Saw this on the way to school a few days ago. I guess they're teaching hard lessons in Sunday school nowadays.
Last night I tried a liqueur that's been manufactured exclusively by a group of French monks for almost three hundred years, Chartreuse. Wow. 55% alcohol and it tastes like a candy apple. I was overcome with a feeling of universal benevolence, all right. Actually it tastes a bit like gin, as Caitlin told me years ago. It tastes a bit like gin with honey. It's a hell of a lot smoother than any gin I've tried.
The three monks who know the exact recipe have taken vows of silence. I suppose if they talk they'll probably be killed.

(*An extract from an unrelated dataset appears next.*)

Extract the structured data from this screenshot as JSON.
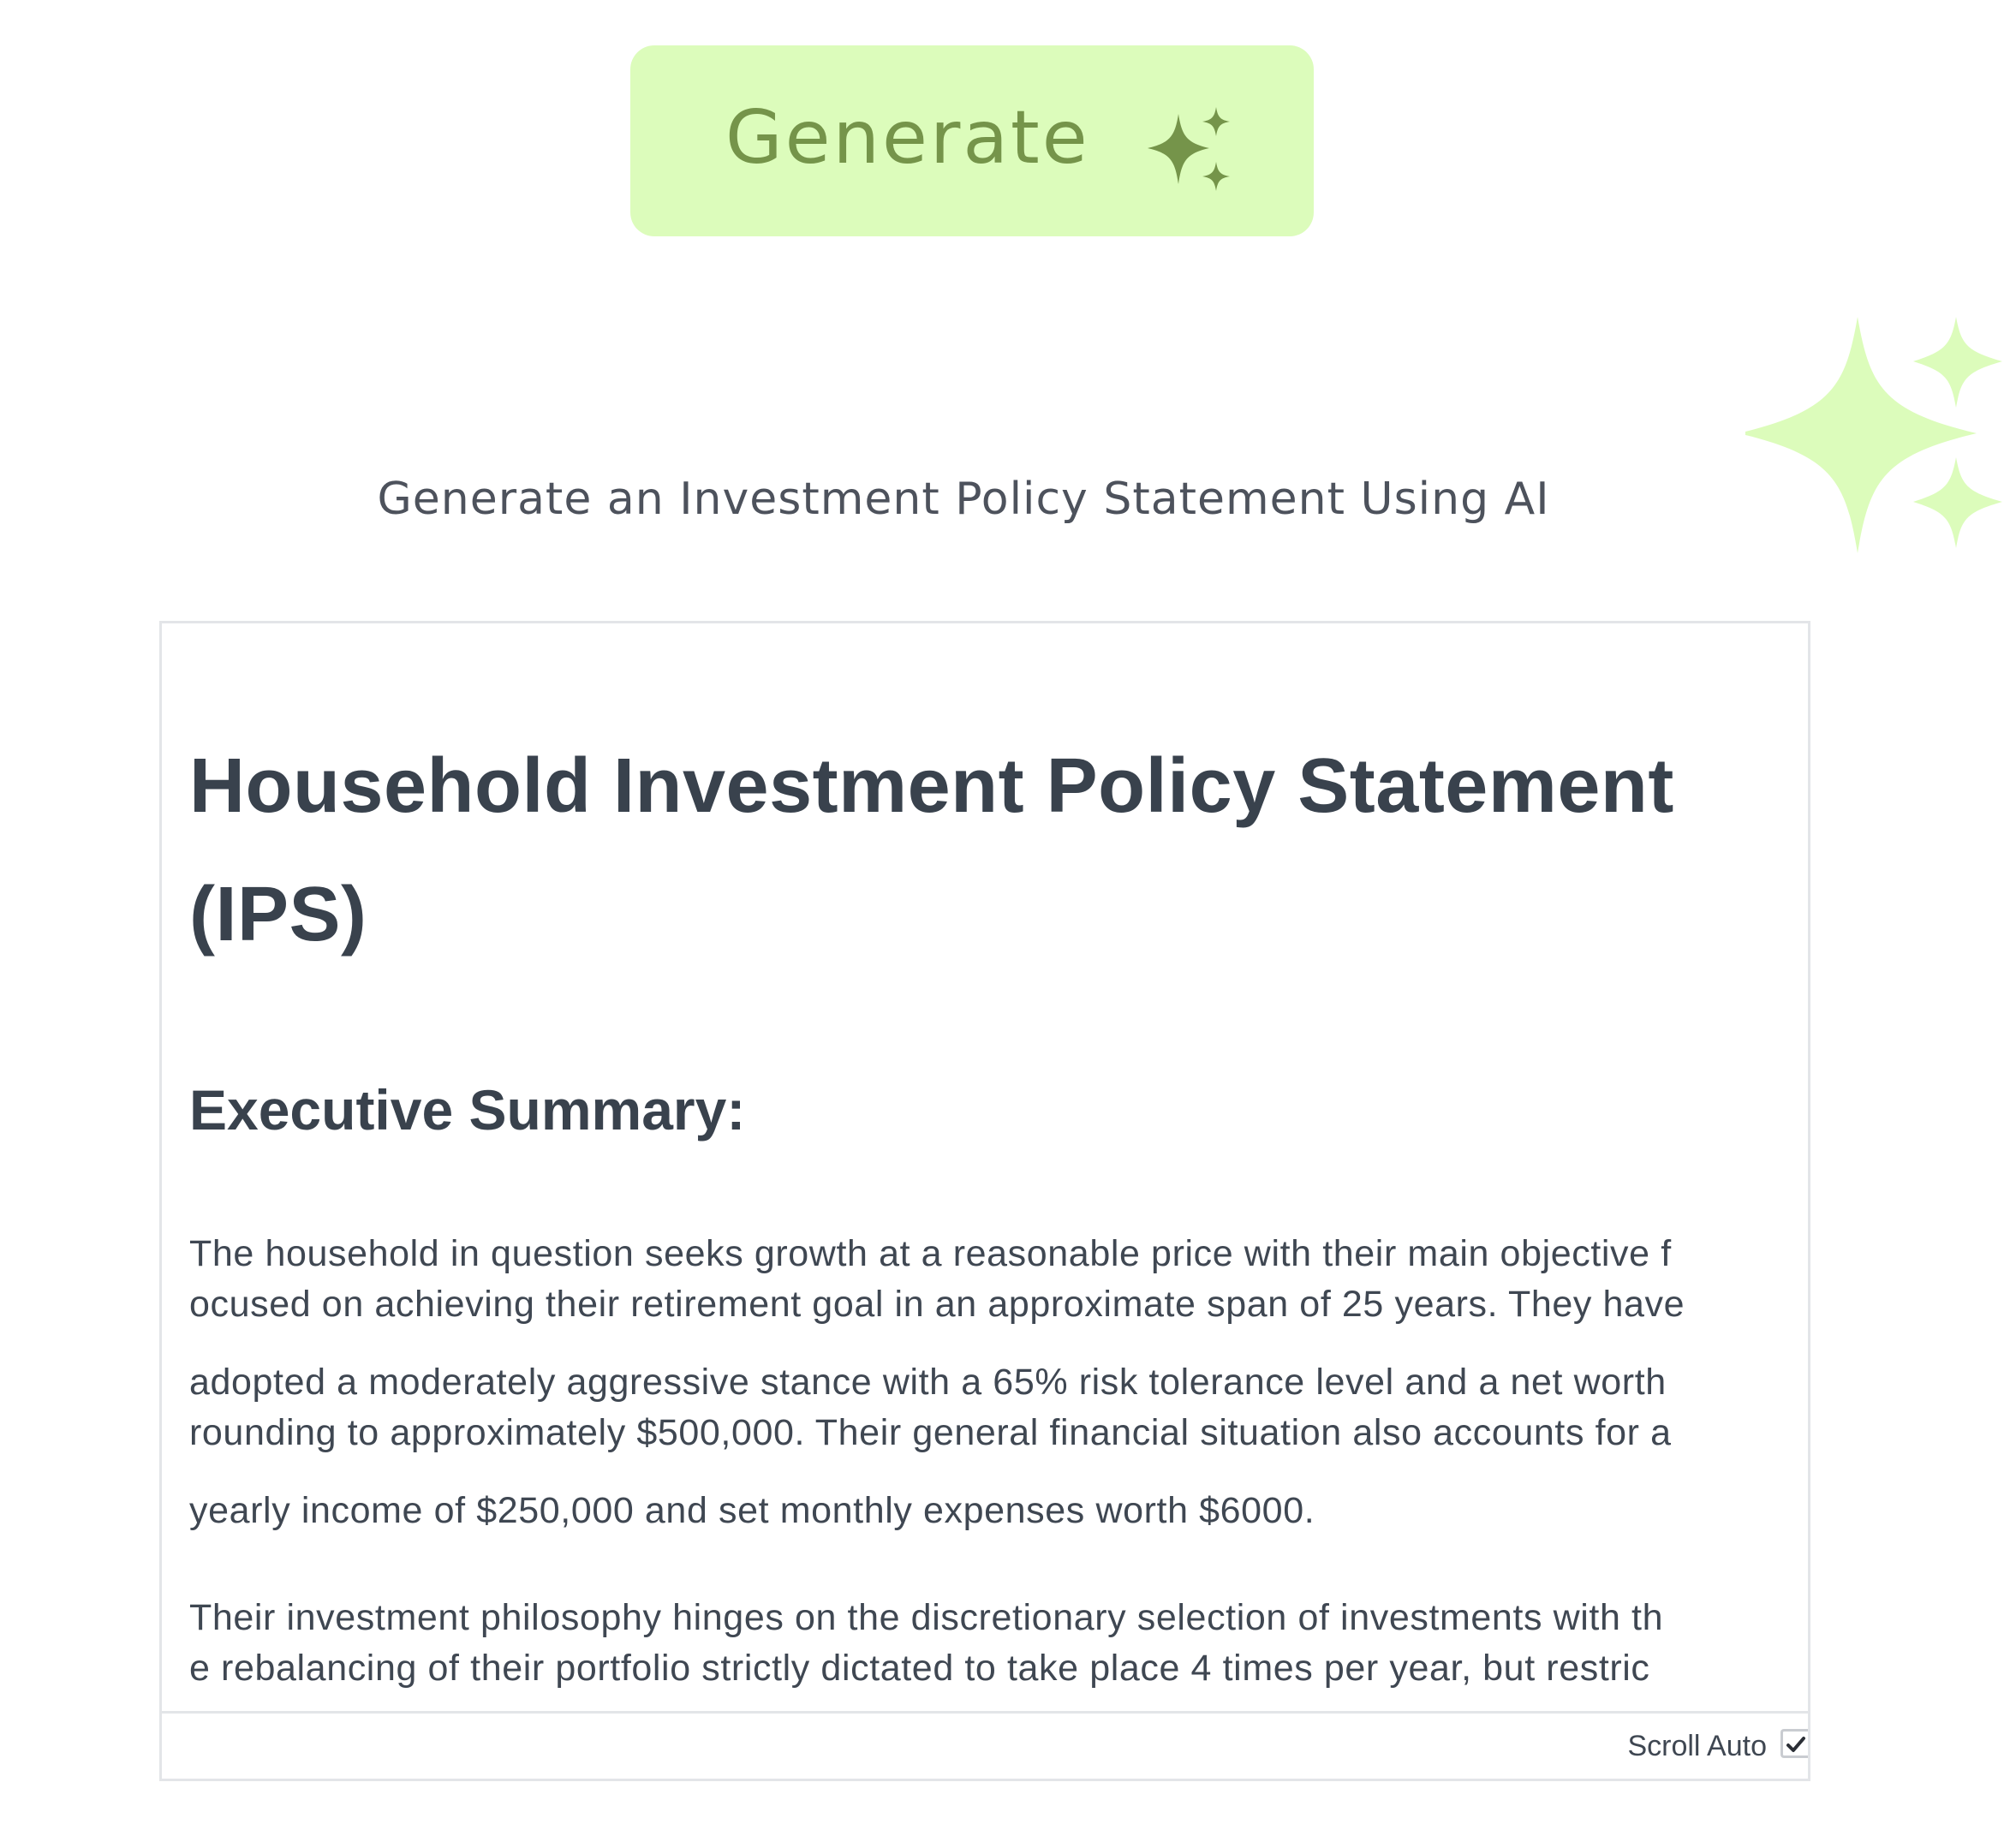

Then I watched the sobering premiere of the new Game of Thrones season--I'll avoid spoilers.
Well, really, it's not sobering at all, it's a fantasy melodrama of ultraviolence and revenge. Which is certainly great fun. But I find it a little disconcerting to read reviews like this (spoiler filled) review from the Guardian that talks about how this is what war and political manoeuvrings are really like. When Jaime and Brienne were on the road to King's Landing last season, how often did they talk about food and shelter? We mainly just saw them having their enjoyable pissing contest the whole way.
The war depicted in Game of Thrones is all about dramatic changes of allegiance, ambush, brilliant victories and humiliating defeats. We don't see people being starved, we don't see how the movements of an army and people are more about a cultural momentum than the grand plans of any dictator. But that's a much harder kind of story to write. Certainly Game of Thrones is a lot more about who's-sleeping-with-whom or who's-anatomically-equipped-to-still-be-sleeping-with-people than war tends to be.
But Game of Thrones has great characters. Tyrion and Arya being my favourite two, as well as maybe Tyrion's henchman Bronn. I love how there are no clear villains or heroes which assists in the kick viewers may get from watching characters take extreme, bloody revenge or spouting some cold philosophy of rule to justify slaughter.
In particular, Arya's story is like a modern pop fairy tale where everything that went right instead went wrong. Her experiences are so consistently horrible--I think the straw that really broke the camel's back, or at least succinctly crystallised the trajectory of her life, was when she saw the wolves being killed in season three. She's not even allowed that one, tiny turn. It's largely why her bit in the new episode is so good.
Twitter Sonnet #613
The connected call drives to no outlet.
All lines efficiently avoid the end.
Mad fossils jut from the hardened inlet.
Hats abscond into the migrating wind.
Thin bottles of gauze choke the Starbucks shelf.
The transient bird eyes the dry taco.
The impotent mayor digests his wealth.
Black armbands carried forth the Sulaco.
Clouds unearthed by steel straws spark the TV.
Pale hollow aqueducts howl through mountains.
Cloves propel chartreuse eels in the bee sea.
Canes ripened for the enslaved blood captains.
Wheat ripens nowhere for the Locksley lost.
Pinned mistakes won't repeat at static cost.